Como você lida com o seu passado? Reconhece o que foi bom e ruim para entender como agir no presente ou prefere ignorar? Para a banda curitibana terraplana, olhar para trás é essencial para entender o presente e construir o futuro. Essa é a ideia que o grupo formado por Stephani Heuczuk (voz e baixo), Vinícius Lourenço (voz e guitarra), Cassiano Kruchelski (voz e guitarra) e Wendeu Silverio (bateria) expressa no disco olhar para trás, lançado em março pela Balaclava Records e produzido por Gustavo Schirmer.

Começando com o passado, a terraplana surgiu em 2017 em Curitiba. Por meio de conexões virtuais, Stephani e Vinícius se conheceram no twitter e o plano de fazer som juntos se concretizou com a mudança de Vinicius para Curitiba. Antes do grupo, a dupla mantinha com outras pessoas uma banda cover de Tame Impala, mas com a produção de músicas autorais a terraplana foi se formando. “Em 2017 surgiu a terrraplana com o Wendeu e outro guitarrista. Nisso, gravamos nosso primeiro EP, em casa, com os equipamentos que nós tinhamos”, relembra Vinicius. “Com a saída do outro guitarrista, o Cassiano entrou no grupo em 2019. Ele era conhecido do Wendeu e já tinha afinidade com o som”.

Foi no mesmo ano de formação que o grupo disponibilizou as primeiras gravações autorais, com o EP Exílio (2017), produzido e gravado pela própria banda. “Desde o começo tínhamos a urgência de ter o EP para a banda existir online.
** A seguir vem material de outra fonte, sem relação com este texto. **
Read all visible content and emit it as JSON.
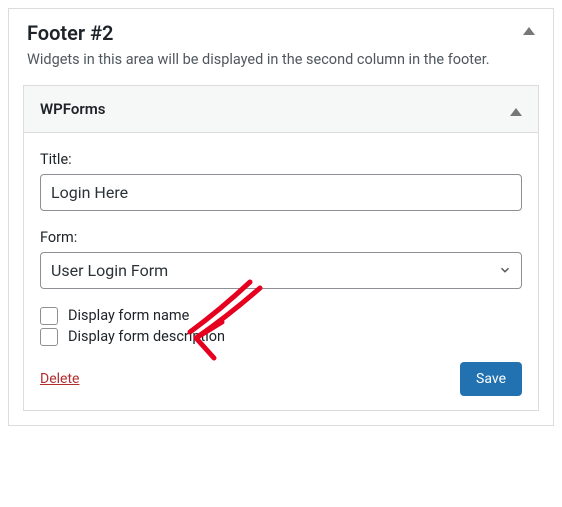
{
  "outer": {
    "title": "Footer #2",
    "description": "Widgets in this area will be displayed in the second column in the footer."
  },
  "widget": {
    "name": "WPForms",
    "title_label": "Title:",
    "title_value": "Login Here",
    "form_label": "Form:",
    "form_value": "User Login Form",
    "check_name_label": "Display form name",
    "check_desc_label": "Display form description",
    "delete_label": "Delete",
    "save_label": "Save"
  }
}
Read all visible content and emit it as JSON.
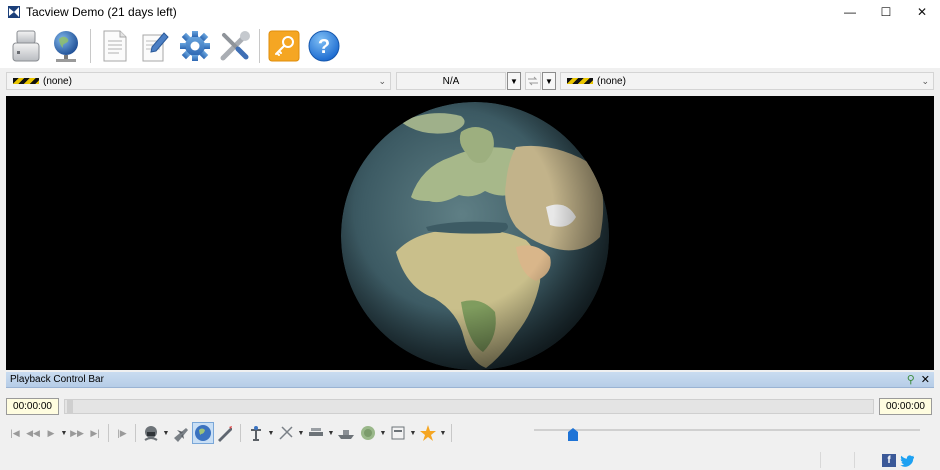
{
  "window": {
    "title": "Tacview Demo (21 days left)",
    "controls": {
      "minimize": "—",
      "maximize": "☐",
      "close": "✕"
    }
  },
  "toolbar": {
    "buttons": [
      {
        "name": "open-file-button",
        "icon": "usb-drive-icon"
      },
      {
        "name": "connect-button",
        "icon": "globe-network-icon"
      },
      {
        "name": "flight-log-button",
        "icon": "document-icon"
      },
      {
        "name": "notepad-button",
        "icon": "notepad-pen-icon"
      },
      {
        "name": "settings-button",
        "icon": "gear-icon"
      },
      {
        "name": "add-ons-button",
        "icon": "tools-icon"
      },
      {
        "name": "license-button",
        "icon": "key-icon"
      },
      {
        "name": "help-button",
        "icon": "help-icon"
      }
    ]
  },
  "selectors": {
    "primary_object": "(none)",
    "camera_mode": "N/A",
    "secondary_object": "(none)"
  },
  "playback": {
    "header": "Playback Control Bar",
    "start_time": "00:00:00",
    "end_time": "00:00:00",
    "timeline_position": 0.0,
    "speed_position": 0.1
  },
  "colors": {
    "accent": "#3a7bd5",
    "panel_header": "#c9dcf0",
    "view_background": "#000000",
    "time_box": "#fffde0"
  }
}
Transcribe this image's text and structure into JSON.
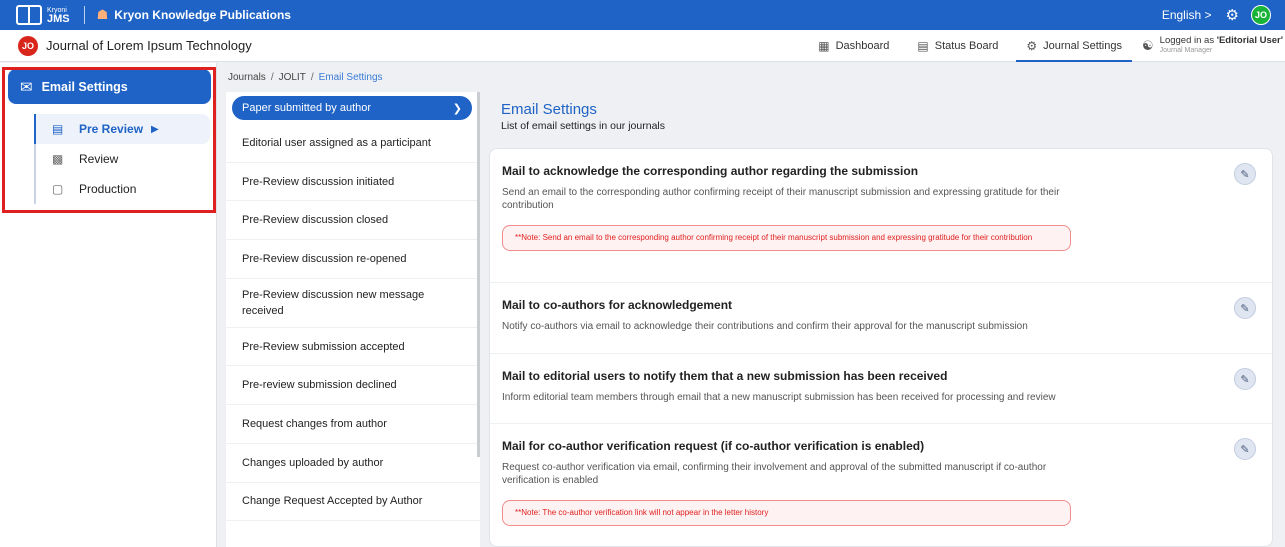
{
  "topbar": {
    "logo_small": "Kryoni",
    "logo_main": "JMS",
    "publication": "Kryon Knowledge Publications",
    "language": "English",
    "language_chevron": ">",
    "avatar_initials": "JO",
    "icons": [
      "book-logo-icon",
      "home-icon",
      "settings-gear-icon"
    ],
    "colors": {
      "bar": "#1f63c6",
      "avatar": "#19b33a",
      "home": "#ffb07a"
    }
  },
  "secbar": {
    "journal_badge": "JO",
    "journal_title": "Journal of Lorem Ipsum Technology",
    "nav": [
      {
        "label": "Dashboard",
        "icon": "grid-icon"
      },
      {
        "label": "Status Board",
        "icon": "board-icon"
      },
      {
        "label": "Journal Settings",
        "icon": "settings-icon",
        "active": true
      }
    ],
    "logged_in_prefix": "Logged in as ",
    "logged_in_role": "'Editorial User'",
    "logged_in_sub": "Journal Manager"
  },
  "sidebar": {
    "main": {
      "label": "Email Settings",
      "icon": "mail-settings-icon"
    },
    "items": [
      {
        "label": "Pre Review",
        "icon": "document-icon",
        "active": true
      },
      {
        "label": "Review",
        "icon": "review-icon"
      },
      {
        "label": "Production",
        "icon": "production-icon"
      }
    ]
  },
  "breadcrumb": {
    "items": [
      "Journals",
      "JOLIT",
      "Email Settings"
    ],
    "separator": "/"
  },
  "events": [
    "Paper submitted by author",
    "Editorial user assigned as a participant",
    "Pre-Review discussion initiated",
    "Pre-Review discussion closed",
    "Pre-Review discussion re-opened",
    "Pre-Review discussion new message received",
    "Pre-Review submission accepted",
    "Pre-review submission declined",
    "Request changes from author",
    "Changes uploaded by author",
    "Change Request Accepted by Author"
  ],
  "panel": {
    "title": "Email Settings",
    "subtitle": "List of email settings in our journals",
    "cards": [
      {
        "title": "Mail to acknowledge the corresponding author regarding the submission",
        "desc": "Send an email to the corresponding author confirming receipt of their manuscript submission and expressing gratitude for their contribution",
        "note": "**Note: Send an email to the corresponding author confirming receipt of their manuscript submission and expressing gratitude for their contribution"
      },
      {
        "title": "Mail to co-authors for acknowledgement",
        "desc": "Notify co-authors via email to acknowledge their contributions and confirm their approval for the manuscript submission"
      },
      {
        "title": "Mail to editorial users to notify them that a new submission has been received",
        "desc": "Inform editorial team members through email that a new manuscript submission has been received for processing and review"
      },
      {
        "title": "Mail for co-author verification request (if co-author verification is enabled)",
        "desc": "Request co-author verification via email, confirming their involvement and approval of the submitted manuscript if co-author verification is enabled",
        "note": "**Note: The co-author verification link will not appear in the letter history"
      }
    ]
  }
}
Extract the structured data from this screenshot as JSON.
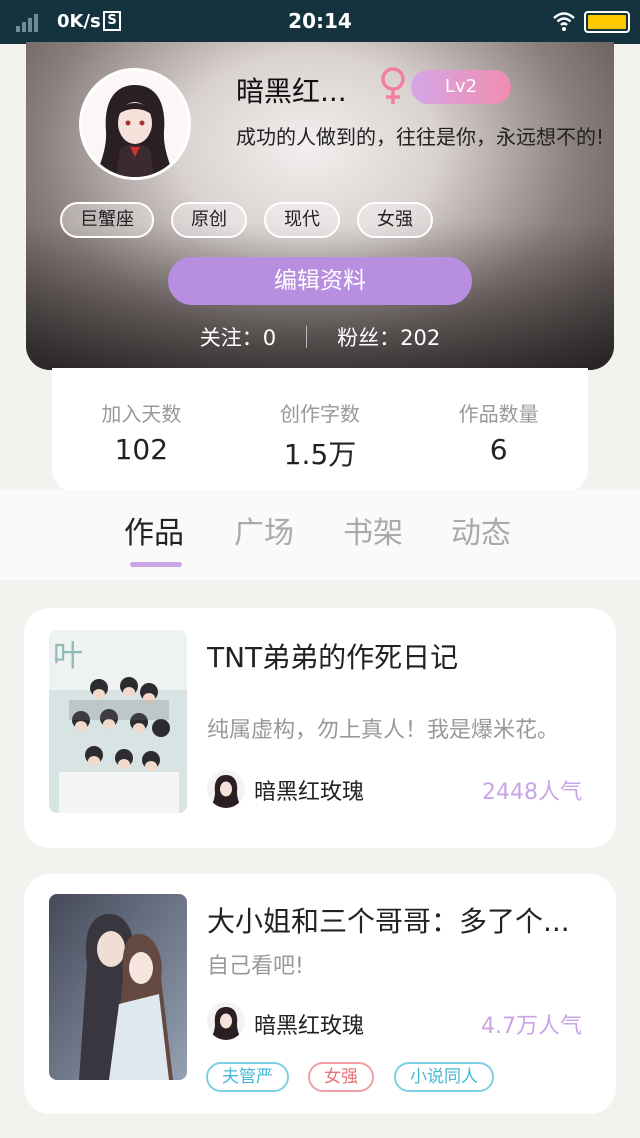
{
  "status_bar": {
    "speed": "0K/s",
    "s_badge": "S",
    "time": "20:14"
  },
  "profile": {
    "nickname": "暗黑红...",
    "level": "Lv2",
    "bio": "成功的人做到的，往往是你，永远想不的!",
    "tags": [
      "巨蟹座",
      "原创",
      "现代",
      "女强"
    ],
    "edit_button": "编辑资料",
    "following": "关注：0",
    "followers": "粉丝：202"
  },
  "stats": [
    {
      "label": "加入天数",
      "value": "102"
    },
    {
      "label": "创作字数",
      "value": "1.5万"
    },
    {
      "label": "作品数量",
      "value": "6"
    }
  ],
  "tabs": [
    "作品",
    "广场",
    "书架",
    "动态"
  ],
  "works": [
    {
      "title": "TNT弟弟的作死日记",
      "desc": "纯属虚构，勿上真人！我是爆米花。",
      "author": "暗黑红玫瑰",
      "popularity": "2448人气",
      "tags": []
    },
    {
      "title": "大小姐和三个哥哥：多了个...",
      "desc": "自己看吧!",
      "author": "暗黑红玫瑰",
      "popularity": "4.7万人气",
      "tags": [
        "夫管严",
        "女强",
        "小说同人"
      ]
    }
  ],
  "colors": {
    "accent": "#b78ee0",
    "status_bar": "#15333f",
    "popularity": "#c9a5e8"
  }
}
Mas desde essa época já era um desejo gravar um álbum bem produzido, e a gente já conhecia o trabalho do Schirmer”, conta Vinicius. “Assumir a gravação e produção foi a única opção que tínhamos. Isso também serviu como forma de aprender e experimentar”, comenta Stephani.

“Às vezes temos isso: de olhar muito para trás e se esquecer de aproveitar a parada que está acontecendo agora. Ou de pensar muito no futuro e se esquecer de aproveitar o agora. É necessário olhar para trás para entender o presente” – Vinicius

“E entender que tem que desapegar. Não ficar o tempo todo preso olhando o que já aconteceu” – Cassiano

Em 2022, a banda participou de um concurso da plataforma Groover junto com a Balaclava Records, e foi selecionada para tocar no Balaclava Fest, evento que ainda contou com nomes como Fleet Foxes, Alvvays e Crumb. Esse foi o primeiro sinal da parceria com a Balaclava, que foi reforçada neste ano a partir da inclusão da banda no casting do selo e o lançamento do primeiro disco do grupo. O álbum chega com um som consistente, repleto de influências de shoegaze e post-rock e sobreposições de texturas, criando uma atmosfera em que vocais suaves contrastam com a instrumentação pesada e ruidosa. Com intensidade e feridas expostas, olhar para trás ressoa diferentes estágios de reflexões sobre arrependimentos e novos desejos, abrindo margem para que, em muitos casos, as letras possam ser cantadas para si mesmo – agora ou em versões passadas.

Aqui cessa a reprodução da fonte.